Times architecture critic Christopher Hawthorne observes that the candidates for mayor have been short on future vision for the city. That's too bad, he writes in a front-page critic's notebook, since there are "some major holes in the civic fabric."
Los Angeles has become as well known for its high-profile architectural and urban-planning failures — for the buildings, institutions and public spaces we can't seem to get right — as for its innovations or breakthroughs.This is particularly true for our civic architecture, which has never matched the ambition and allure of the region's private houses and high-end commercial enclaves....
But the city needs far more than small improvements around the margins. It is broken in some fundamental ways.
Here's a look at the most glaring embarrassments of all — and some straightforward ideas about how the next mayor can start fixing them.

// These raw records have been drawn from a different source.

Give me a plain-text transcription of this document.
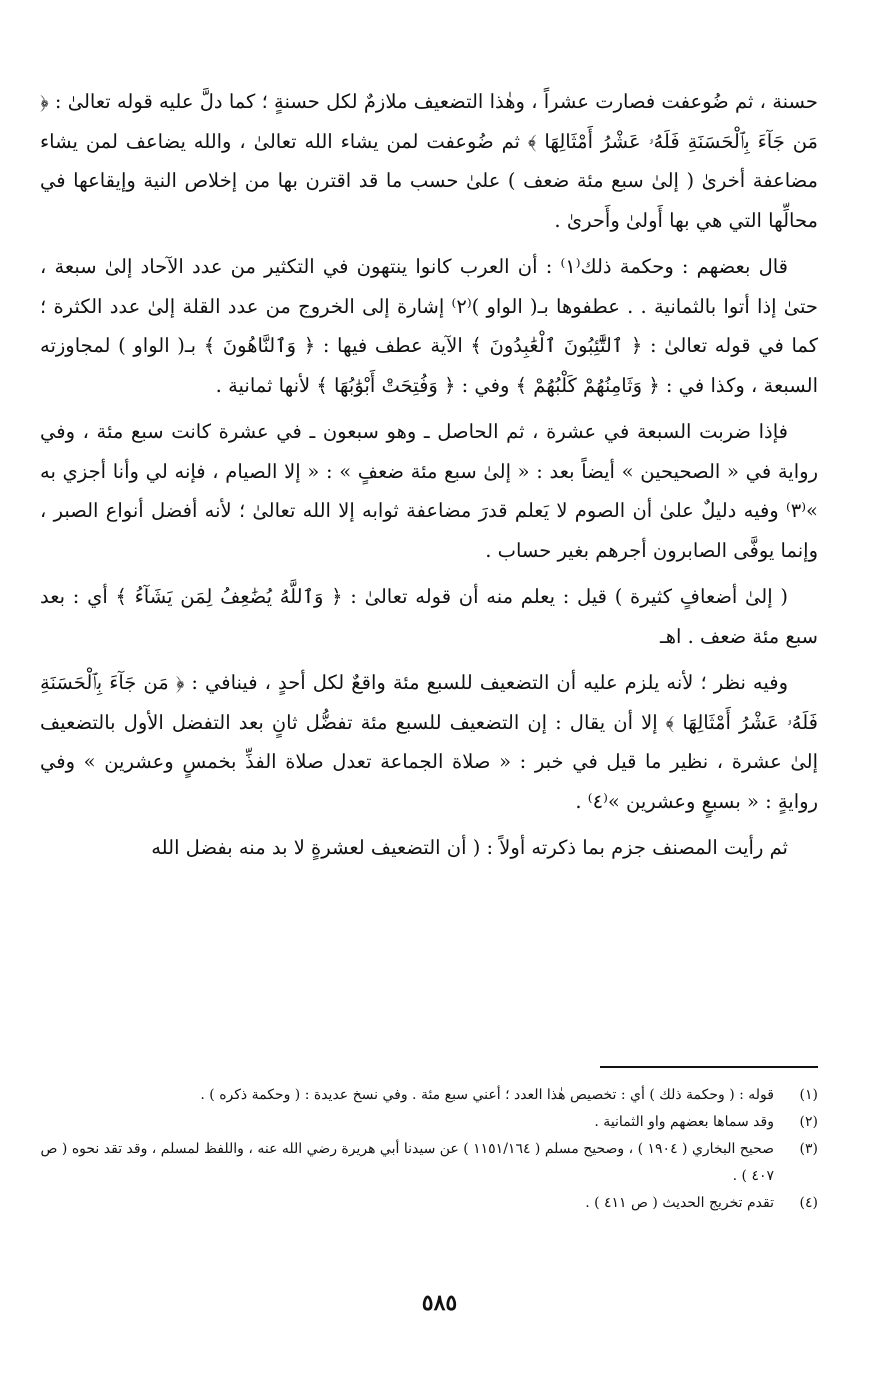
حسنة ، ثم ضُوعفت فصارت عشراً ، وهٰذا التضعيف ملازمٌ لكل حسنةٍ ؛ كما دلَّ عليه قوله تعالىٰ : ﴿ مَن جَآءَ بِٱلْحَسَنَةِ فَلَهُۥ عَشْرُ أَمْثَالِهَا ﴾ ثم ضُوعفت لمن يشاء الله تعالىٰ ، والله يضاعف لمن يشاء مضاعفة أخرىٰ ( إلىٰ سبع مئة ضعف ) علىٰ حسب ما قد اقترن بها من إخلاص النية وإيقاعها في محالِّها التي هي بها أَولىٰ وأَحرىٰ .

قال بعضهم : وحكمة ذلك⁽١⁾ : أن العرب كانوا ينتهون في التكثير من عدد الآحاد إلىٰ سبعة ، حتىٰ إذا أتوا بالثمانية . . عطفوها بـ( الواو )⁽٢⁾ إشارة إلى الخروج من عدد القلة إلىٰ عدد الكثرة ؛ كما في قوله تعالىٰ : ﴿ ٱلتَّٰٓئِبُونَ ٱلْعَٰبِدُونَ ﴾ الآية عطف فيها : ﴿ وَٱلنَّاهُونَ ﴾ بـ( الواو ) لمجاوزته السبعة ، وكذا في : ﴿ وَثَامِنُهُمْ كَلْبُهُمْ ﴾ وفي : ﴿ وَفُتِحَتْ أَبْوَٰبُهَا ﴾ لأنها ثمانية .

فإذا ضربت السبعة في عشرة ، ثم الحاصل ـ وهو سبعون ـ في عشرة كانت سبع مئة ، وفي رواية في « الصحيحين » أيضاً بعد : « إلىٰ سبع مئة ضعفٍ » : « إلا الصيام ، فإنه لي وأنا أجزي به »⁽٣⁾ وفيه دليلٌ علىٰ أن الصوم لا يَعلم قدرَ مضاعفة ثوابه إلا الله تعالىٰ ؛ لأنه أفضل أنواع الصبر ، وإنما يوفَّى الصابرون أجرهم بغير حساب .

( إلىٰ أضعافٍ كثيرة ) قيل : يعلم منه أن قوله تعالىٰ : ﴿ وَٱللَّهُ يُضَٰعِفُ لِمَن يَشَآءُ ﴾ أي : بعد سبع مئة ضعف . اهـ

وفيه نظر ؛ لأنه يلزم عليه أن التضعيف للسبع مئة واقعٌ لكل أحدٍ ، فينافي : ﴿ مَن جَآءَ بِٱلْحَسَنَةِ فَلَهُۥ عَشْرُ أَمْثَالِهَا ﴾ إلا أن يقال : إن التضعيف للسبع مئة تفضُّل ثانٍ بعد التفضل الأول بالتضعيف إلىٰ عشرة ، نظير ما قيل في خبر : « صلاة الجماعة تعدل صلاة الفذِّ بخمسٍ وعشرين » وفي روايةٍ : « بسبعٍ وعشرين »⁽٤⁾ .

ثم رأيت المصنف جزم بما ذكرته أولاً : ( أن التضعيف لعشرةٍ لا بد منه بفضل الله

(١)
قوله : ( وحكمة ذلك ) أي : تخصيص هٰذا العدد ؛ أعني سبع مئة . وفي نسخ عديدة : ( وحكمة ذكره ) .
(٢)
وقد سماها بعضهم واو الثمانية .
(٣)
صحيح البخاري ( ١٩٠٤ ) ، وصحيح مسلم ( ١١٥١/١٦٤ ) عن سيدنا أبي هريرة رضي الله عنه ، واللفظ لمسلم ، وقد تقد نحوه ( ص ٤٠٧ ) .
(٤)
تقدم تخريج الحديث ( ص ٤١١ ) .
٥٨٥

It starts, Hawthorne says, with LAX and the failure to connect the airport to mass transit: "As a gateway to the city, Los Angeles International Airport could hardly be more dispiriting. A jumble of mismatched, outdated terminals, LAX gives visitors a resounding first impression of civic dysfunction."
He also calls for embracing the Los Angeles River, fixing Pershing Square — he would keep AEG far away from the designs and do away with the underground parking garage — finishing the Subway to the Sea and dropping "the pretense that Grand Avenue deserves lavish subsidy and extra political attention."